ANCORA: “LE SUPERFICI di frattura di alcuni fili presentano una corrosione secondaria assai elevata e le strutture della frattura sono pertanto completamente irriconoscibili... La sezione trasversale del filo” in alcuni casi “è ridotta nell’area delle superfici di frattura fino al 25%”.
Ma c’è una questione inedita cui gli studiosi di Zurigo paiono dedicare molta importanza: le infiltrazioni di idrogeno. Cioè l’acqua che negli anni avrebbe corroso i cavi: “Il contenuto totale di idrogeno di tutti i fili esaminati è significativamente superiore alla soglia critica. Il contenuto misurato indica un maggior rischio per l’acciaio da precompressione di infragilimento da idrogeno e corrosione sotto sforzo indotta dall'idrogeno”. E parliamo di un ponte in posizione critica: vicino al mare, esposto all’acqua e al salino (anche su questo si punta l’attenzione degli svizzeri).
INSOMMA, SI È VISTO IERI: la battaglia legale sarà lunga. Ci si rivedrà il 15 febbraio e poi l’8 aprile. Anche per verificare se le tappe fissate per sopralluoghi e demolizione potranno essere rispettate: a fine mese verranno montate le torri ausiliarie per i sopralluoghi nella parte est del ponte - dove è avvenuto il crollo - poi il 15 aprile
dovrà essere demolito il pilone 11 e il 28 maggio il 10. A quel punto, tolte le macerie - migliaia di tonnellate - sarà campo libero per la costruzione del nuovo ponte. Ieri intanto i lavori di demolizione hanno dato il primo risultato visibile: è stato rimosso - un’impresa ancora in corso questa notte - un troncone di 36 metri e 800 tonnellate. Calato a terra a cinque metri l’ora.

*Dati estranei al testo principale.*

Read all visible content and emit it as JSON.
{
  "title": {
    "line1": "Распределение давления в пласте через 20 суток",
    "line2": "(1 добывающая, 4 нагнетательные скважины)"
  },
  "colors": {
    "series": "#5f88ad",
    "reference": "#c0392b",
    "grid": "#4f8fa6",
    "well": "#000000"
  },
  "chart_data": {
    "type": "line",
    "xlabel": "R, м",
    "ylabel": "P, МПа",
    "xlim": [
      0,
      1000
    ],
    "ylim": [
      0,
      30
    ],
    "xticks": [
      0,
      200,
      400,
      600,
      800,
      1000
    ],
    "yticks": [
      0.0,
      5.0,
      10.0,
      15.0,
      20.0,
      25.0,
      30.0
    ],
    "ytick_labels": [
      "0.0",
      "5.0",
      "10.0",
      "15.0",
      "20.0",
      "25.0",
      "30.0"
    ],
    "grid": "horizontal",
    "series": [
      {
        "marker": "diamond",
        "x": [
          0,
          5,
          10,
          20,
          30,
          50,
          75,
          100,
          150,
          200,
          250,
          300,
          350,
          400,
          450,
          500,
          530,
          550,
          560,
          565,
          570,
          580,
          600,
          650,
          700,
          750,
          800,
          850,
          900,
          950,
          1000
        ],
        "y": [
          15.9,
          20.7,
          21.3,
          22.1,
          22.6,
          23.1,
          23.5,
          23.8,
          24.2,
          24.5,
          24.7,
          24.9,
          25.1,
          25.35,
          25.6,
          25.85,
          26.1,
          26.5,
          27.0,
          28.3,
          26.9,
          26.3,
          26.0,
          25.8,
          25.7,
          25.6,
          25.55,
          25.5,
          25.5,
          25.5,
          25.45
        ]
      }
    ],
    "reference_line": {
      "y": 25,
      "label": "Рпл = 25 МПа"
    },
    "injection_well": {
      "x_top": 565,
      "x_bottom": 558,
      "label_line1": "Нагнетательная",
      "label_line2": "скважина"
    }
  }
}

Primo passo ed ennesima sfilata di autorità: Conte, il ministro Danilo Toninelli, il viceministro Edoardo Rixi, il governatore Giovanni Toti e il sindaco-commissario Marco Bucci. Anche se le promesse sono diventate con i mesi più misurate: “Ho parlato con le aziende - ha detto Conte - mi hanno assicurato che entro l’anno il ponte sarà in piedi... poi dovremo aspettare qualche altro mese”, perché sia percorribile. Toninelli azzarda di più, parla di inizio 2020: “Questo ponte non lo sta pagando lo Stato. Circa 200 milioni sono già stati dati agli sfollati, nelle prossime ore arriverà un altro bonifico da parte di chi doveva gestire questa infrastruttura e non l’ha fatto. Su quei pistoni idraulici non viene giù solo un pezzo del ponte, ma anche un sistema di gestione dei beni pubblici che ha messo gli interessi di pochi davanti alla sicurezza di tutti. Ora meno opere inutili e più manutenzione”.